Farm Women Educating Consumers Through CommonGround Volunteer Program

CommonGround is a volunteer-based national organization, using women farmers to communicate how food is produced and common agricultural practices to consumers.

The organization is celebrating its 10th year, and the Michigan chapter has been around for five years ago. Carla Schultz of Eight Plates Farms in Mayville takes great pride in her role as a volunteer.

“The mission of CommonGround is connecting with consumers, so we are there to answer questions that any consumer may have about food, farming facts, [or] myth busting of what they hear on social media and what’s actually true,” she said. “This is on our time because we want to show what we do on our farm, we care, and we want to answer the questions consumers have because they are so far away from farms.”
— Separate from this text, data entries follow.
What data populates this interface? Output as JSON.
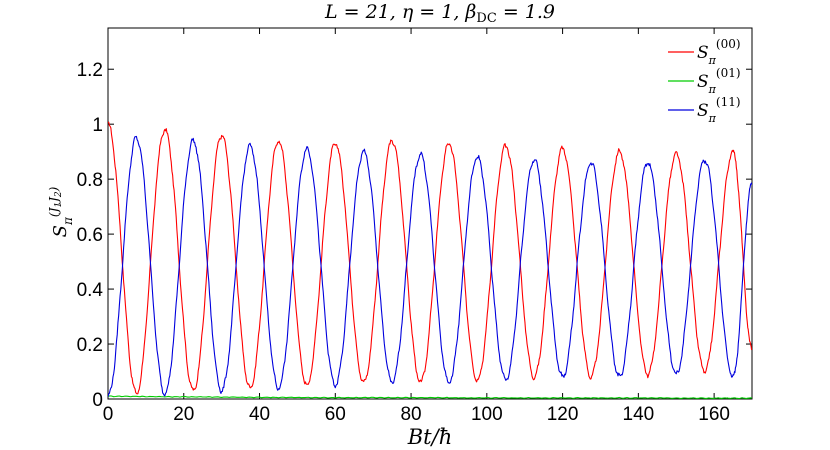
{
  "chart_data": {
    "type": "line",
    "title": "L = 21, η = 1, β_DC = 1.9",
    "xlabel": "Bt/ħ",
    "ylabel": "S_π^(J1 J2)",
    "xlim": [
      0,
      170
    ],
    "ylim": [
      0,
      1.35
    ],
    "xticks": [
      0,
      20,
      40,
      60,
      80,
      100,
      120,
      140,
      160
    ],
    "yticks": [
      0,
      0.2,
      0.4,
      0.6,
      0.8,
      1,
      1.2
    ],
    "xtick_labels": [
      "0",
      "20",
      "40",
      "60",
      "80",
      "100",
      "120",
      "140",
      "160"
    ],
    "ytick_labels": [
      "0",
      "0.2",
      "0.4",
      "0.6",
      "0.8",
      "1",
      "1.2"
    ],
    "grid": false,
    "legend_position": "top-right",
    "series": [
      {
        "name": "S_π^(00)",
        "color": "#ff0000",
        "x": [
          0,
          7.5,
          15,
          22.5,
          30,
          37.5,
          45,
          52.5,
          60,
          67.5,
          75,
          82.5,
          90,
          97.5,
          105,
          112.5,
          120,
          127.5,
          135,
          142.5,
          150,
          157.5,
          165,
          170
        ],
        "y": [
          1.0,
          0.02,
          0.98,
          0.03,
          0.96,
          0.04,
          0.94,
          0.05,
          0.93,
          0.06,
          0.94,
          0.06,
          0.93,
          0.07,
          0.92,
          0.08,
          0.91,
          0.08,
          0.9,
          0.09,
          0.89,
          0.1,
          0.9,
          0.18
        ]
      },
      {
        "name": "S_π^(01)",
        "color": "#00cc00",
        "x": [
          0,
          20,
          40,
          60,
          80,
          100,
          120,
          140,
          160,
          170
        ],
        "y": [
          0.01,
          0.008,
          0.006,
          0.005,
          0.005,
          0.004,
          0.004,
          0.004,
          0.003,
          0.003
        ]
      },
      {
        "name": "S_π^(11)",
        "color": "#0000dd",
        "x": [
          0,
          7.5,
          15,
          22.5,
          30,
          37.5,
          45,
          52.5,
          60,
          67.5,
          75,
          82.5,
          90,
          97.5,
          105,
          112.5,
          120,
          127.5,
          135,
          142.5,
          150,
          157.5,
          165,
          170
        ],
        "y": [
          0.01,
          0.95,
          0.02,
          0.94,
          0.03,
          0.92,
          0.04,
          0.91,
          0.05,
          0.9,
          0.06,
          0.89,
          0.06,
          0.88,
          0.07,
          0.87,
          0.08,
          0.86,
          0.08,
          0.86,
          0.09,
          0.87,
          0.08,
          0.78
        ]
      }
    ]
  }
}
Carla Shultz of Eight Plates Farms in Mayville, is a farmer-volunteer of CommonGround. Courtesy photo.

Those questions range from biotechnology in seeds, organic vs. conventional, and livestock production practices.

“CommonGround is very inclusive, so it’s all sorts of farmers that do all sorts of things: organic, conventional, grazed operation with cattle or feedlot operation of cattle,” said Schultz. “We try to cover all kinds of agriculture to make the decisions/buying habits off of actually talking to a farmer.”

Schultz added that most of the people asking questions are women and moms, with whom the CommonGround volunteers relate.

“They are the ones that are normally in the grocery aisle buying food, the one at home taking care of the kids feeling like, ‘Am I feeding my children right? If I feed them this, will something happen?’” she said. “If we can connect them to a woman farmer, they feel more comfortable to ask the questions.”

Shultz says specialty crop producers in Michigan’s CommonGround chapter are underrepresented, but she encourages all women producers who are interested to reach out to Claire White of the Michigan Corn Growers Association.